Azure ML is part of Cortana Intelligence, a series of tools to help organisations get insight out of their data.
Why use Azure Machine Learning?
- Azure ML supports 25 main algorithms already used and proven in Microsoft products like Xbox and Bing search. It's reliable.
- Azure ML provides a facility to get data from the cloud, work on the cloud and get the result out to the cloud. This means teams can share a workspace and collaborate with each other from everywhere.
- Azure ML supports the two main machine learning languages: R and Python. If you know how to write R or Python, it makes it easy to bring your code into the cloud.
- The output of Azure ML can be viewed in many familiar tools, including Power BI, Excel, web browser, PowerPoint, mobile applications and more. If you’re interested in this area, keep an eye out for future posts, where I’ll get into the detail of connecting Azure ML to other tools (see diagram below).
How Azure Machine Learning can be helpful
Azure ML supports three different types of analysis: descriptive analysis, predictive analysis and prescriptive analysis.
While data is everywhere, actionable intelligence from data is harder to find. Our customers want to use their data to drive reinvention of business processes. To do this it needs to be easier to analyse data – to get from “what happened” and “why it happened” to prediction: “what will happen” and ultimately, know “how to make it happen”.
As the chart below shows, predictive and prescriptive analysis are more difficult, but they provide greater future value.
Descriptive analysis (What’s happening? Or, what happened?)
Descriptive analysis allows you to see the current trend, behaviour and structure of data – you analyse data in order to summarise what happened. The majority of business analytics - such as sales reports, web metrics, and social networks analysis - are descriptive .
One of the main approaches to descriptive analysis is to classify the data into different clusters using the K-Means clustering algorithm (Figure 4).
Clustering algorithms are mostly used for answering questions such as:
- Which other customers have similar preferences to this one?
- What is a natural way to divide this set of customers into groups?
- Which viewers like the same kind of movies?
- What are the most common patterns in petrol price changes?

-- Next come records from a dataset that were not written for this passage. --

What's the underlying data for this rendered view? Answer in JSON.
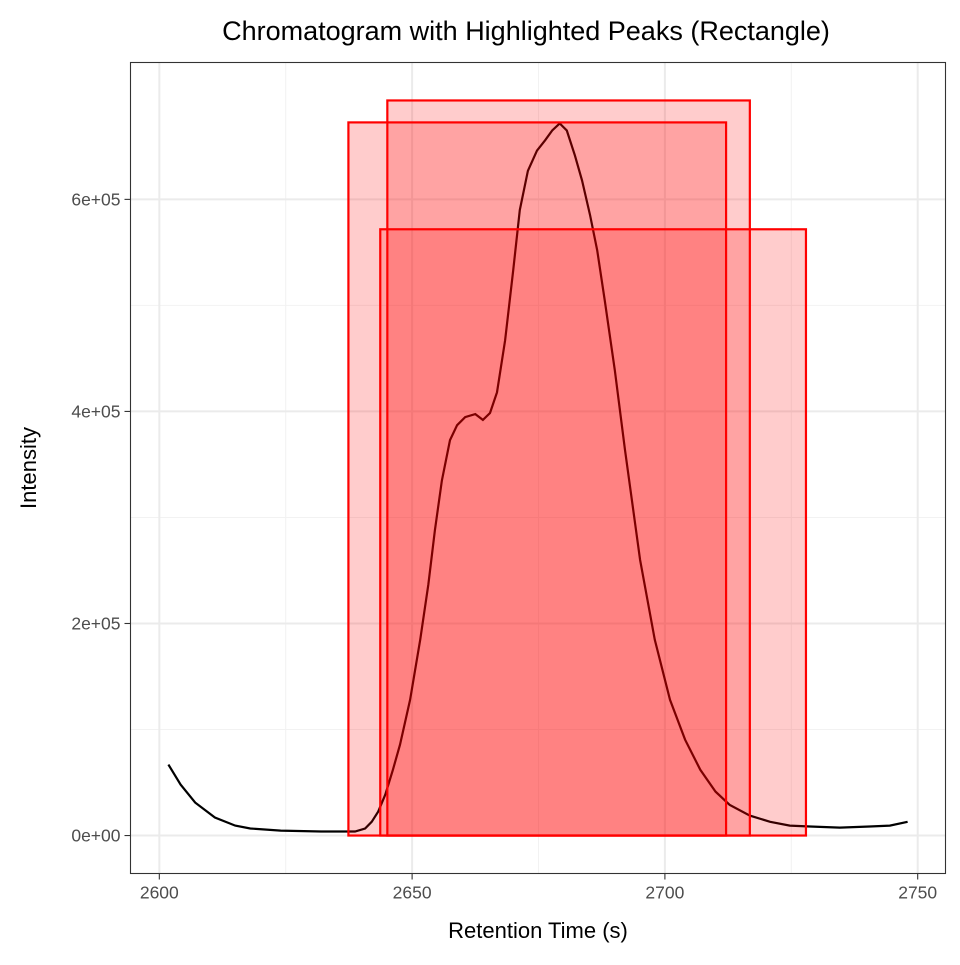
{
  "chart_data": {
    "type": "line",
    "title": "Chromatogram with Highlighted Peaks (Rectangle)",
    "xlabel": "Retention Time (s)",
    "ylabel": "Intensity",
    "xlim": [
      2594.3,
      2755.5
    ],
    "ylim": [
      -35800,
      729100
    ],
    "xticks": [
      2600,
      2650,
      2700,
      2750
    ],
    "xtick_labels": [
      "2600",
      "2650",
      "2700",
      "2750"
    ],
    "yticks": [
      0,
      200000,
      400000,
      600000
    ],
    "ytick_labels": [
      "0e+00",
      "2e+05",
      "4e+05",
      "6e+05"
    ],
    "grid": true,
    "line_color": "#000000",
    "rect_fill": "#ff0000",
    "rect_fill_opacity": 0.2,
    "rect_stroke": "#ff0000",
    "series": [
      {
        "x": [
          2601.8,
          2604.2,
          2607.1,
          2611,
          2615,
          2618,
          2624,
          2632,
          2638.7,
          2640.7,
          2642,
          2643.3,
          2644.7,
          2646.2,
          2647.6,
          2649.6,
          2651.6,
          2653.2,
          2654.5,
          2655.9,
          2657.5,
          2658.9,
          2660.5,
          2662.5,
          2664,
          2665.4,
          2666.8,
          2668.4,
          2670,
          2671.3,
          2672.9,
          2674.7,
          2676.3,
          2677.7,
          2679.2,
          2680.6,
          2682.2,
          2683.6,
          2685.2,
          2686.6,
          2688.1,
          2690.1,
          2692.1,
          2695.1,
          2698,
          2701,
          2704,
          2707,
          2710,
          2712.8,
          2716.8,
          2720.8,
          2724.7,
          2728.7,
          2734.6,
          2740.5,
          2744.5,
          2748
        ],
        "y": [
          66900,
          48000,
          31100,
          17000,
          9400,
          6600,
          4700,
          3800,
          3800,
          6600,
          13000,
          22600,
          38600,
          62000,
          85700,
          128000,
          184600,
          236500,
          288000,
          335000,
          373000,
          387000,
          394700,
          397500,
          392000,
          398500,
          418000,
          467000,
          533000,
          590000,
          627000,
          646000,
          655700,
          665000,
          671700,
          665000,
          641500,
          618000,
          585000,
          552000,
          505000,
          439000,
          363600,
          260000,
          184600,
          128000,
          90400,
          62000,
          41400,
          29000,
          18800,
          13000,
          9400,
          8500,
          7500,
          8500,
          9400,
          13000
        ]
      }
    ],
    "rectangles": [
      {
        "xmin": 2637.4,
        "xmax": 2712.1,
        "ymin": 0,
        "ymax": 672600
      },
      {
        "xmin": 2645.1,
        "xmax": 2716.8,
        "ymin": 0,
        "ymax": 693300
      },
      {
        "xmin": 2643.7,
        "xmax": 2727.9,
        "ymin": 0,
        "ymax": 571800
      }
    ]
  }
}
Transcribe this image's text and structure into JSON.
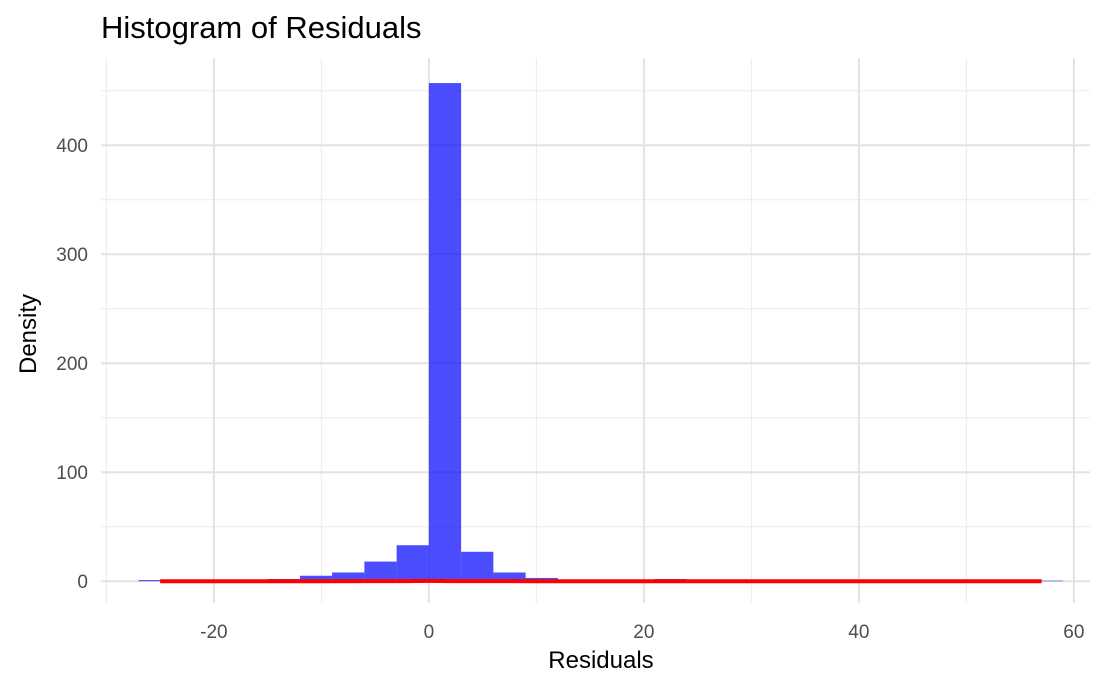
{
  "chart_data": {
    "type": "bar",
    "title": "Histogram of Residuals",
    "xlabel": "Residuals",
    "ylabel": "Density",
    "xlim": [
      -30.5,
      61.5
    ],
    "ylim": [
      -20,
      480
    ],
    "x_ticks": [
      -20,
      0,
      20,
      40,
      60
    ],
    "y_ticks": [
      0,
      100,
      200,
      300,
      400
    ],
    "grid": true,
    "bin_width": 3,
    "bins": [
      {
        "x0": -27,
        "x1": -24,
        "value": 1
      },
      {
        "x0": -24,
        "x1": -21,
        "value": 0.5
      },
      {
        "x0": -21,
        "x1": -18,
        "value": 0.5
      },
      {
        "x0": -18,
        "x1": -15,
        "value": 1
      },
      {
        "x0": -15,
        "x1": -12,
        "value": 2
      },
      {
        "x0": -12,
        "x1": -9,
        "value": 5
      },
      {
        "x0": -9,
        "x1": -6,
        "value": 8
      },
      {
        "x0": -6,
        "x1": -3,
        "value": 18
      },
      {
        "x0": -3,
        "x1": 0,
        "value": 33
      },
      {
        "x0": 0,
        "x1": 3,
        "value": 457
      },
      {
        "x0": 3,
        "x1": 6,
        "value": 27
      },
      {
        "x0": 6,
        "x1": 9,
        "value": 8
      },
      {
        "x0": 9,
        "x1": 12,
        "value": 3
      },
      {
        "x0": 12,
        "x1": 15,
        "value": 1
      },
      {
        "x0": 15,
        "x1": 18,
        "value": 1
      },
      {
        "x0": 18,
        "x1": 21,
        "value": 1
      },
      {
        "x0": 21,
        "x1": 24,
        "value": 2
      },
      {
        "x0": 24,
        "x1": 27,
        "value": 1
      },
      {
        "x0": 27,
        "x1": 30,
        "value": 1
      },
      {
        "x0": 30,
        "x1": 33,
        "value": 1
      },
      {
        "x0": 33,
        "x1": 36,
        "value": 1
      },
      {
        "x0": 36,
        "x1": 39,
        "value": 1
      },
      {
        "x0": 39,
        "x1": 42,
        "value": 1
      },
      {
        "x0": 42,
        "x1": 45,
        "value": 1
      },
      {
        "x0": 45,
        "x1": 48,
        "value": 1
      },
      {
        "x0": 48,
        "x1": 51,
        "value": 1
      },
      {
        "x0": 51,
        "x1": 54,
        "value": 1
      },
      {
        "x0": 54,
        "x1": 57,
        "value": 1
      },
      {
        "x0": 57,
        "x1": 59,
        "value": 0.5
      }
    ],
    "bar_color": "#0000FF",
    "bar_opacity": 0.7,
    "density_line": {
      "color": "#FF0000",
      "x": [
        -25,
        -15,
        -10,
        -5,
        -2,
        0,
        2,
        5,
        10,
        20,
        30,
        40,
        50,
        57
      ],
      "y": [
        0,
        0,
        0.01,
        0.03,
        0.08,
        0.25,
        0.08,
        0.03,
        0.01,
        0,
        0,
        0,
        0,
        0
      ]
    }
  }
}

- What is a natural way to break this set of companies up into groups?
Predictive Analysis (What will happen?)
Predictive analytics is all about understanding the future. Predictive analytics provides actionable insights based on data, through estimates about the likelihood of a future outcome, based on probabilities. Although of course it is important to remember that no statistical algorithm can “predict” the future with 100% certainty.
Other posts on our tech blog about predictive analysis:
- Data science: more than just analysis (an overview of data science, predictive and prescriptive analytics)
- How to train your inbox using Microsoft Azure Machine Learning (part one, two and three)
- Cortana Analytics Suite: first look
Predictive analysis has been used for marketing, finance, maintenance, operational efficiency, energy forecasting, text and speech processing, image processing and computer vision, and so forth. Azure ML provides predefined algorithms that help us to make predictions more easily.
The following types of questions can be answered using predictive algorithms:
- When will this part fail?
- Will my customer leave me for a competitor?
- Will this customer renew their subscription?
- Should this customer receive a promotional offer?
- How likely is this person to make a purchase?
- Does this applicant pose an acceptable credit risk?
- How many bikes will be rented in the next hour?
- What will the consumer demand be in this region over the next month?
Predictive analytics: Classifications and Regression Algorithms in Azure ML
Prescriptive Analysis (How we can make it happen?)
Prescriptive analysis is the best way to see how to make a sale or encourage a customer in the future. Recommendation systems are the another name for prescriptive analysis. Customer activity is used to recommend items and improve conversion in the digital store. The history of previous purchases and interests are used to recommend new products. To make the recommendation we employ both descriptive and predictive analysis several times.
One of the famous recommendation systems is Amazon. Once a person purchases something from Amazon, Amazon recommends other products based on the similarity of the items purchased and the similarity of the customer profile to other customers. We name the first approach Content-Based Filtering and the later one Collaborative Filtering.
Azure ML proposes some APIs that can be customised to support recommendation (prescriptive analysis). Microsoft Azure ML’s recommendations include Item to Item recommendations - a customer who bought this also bought that - and Customer to Item recommendations: a customer like you also bought that.
Existing Azure ML modules can be used to do these experiments (see figure below). In future posts we will also explain how to create a recommendation package in Azure ML.
Microsoft Azure ML is a part of Cortana Intelligence that provides a facility for data scientists, business intelligence experts, and software developers to get insight out of data. Azure ML provides some predefined algorithms for users who are not familiar with machine learning algorithms. Also, it provides a facility for data scientists to use their own code in the cloud. Working with Azure ML is easy and users can create web service from their models. Azure ML supports the three main types of analytics: descriptive, predictive, and prescriptive analysis.
In future posts, I’ll explain in more detail how to create descriptive, predictive and prescriptive analytics in Azure ML. I’ll also show how Azure ML can be connected to Power BI, R, and web applications.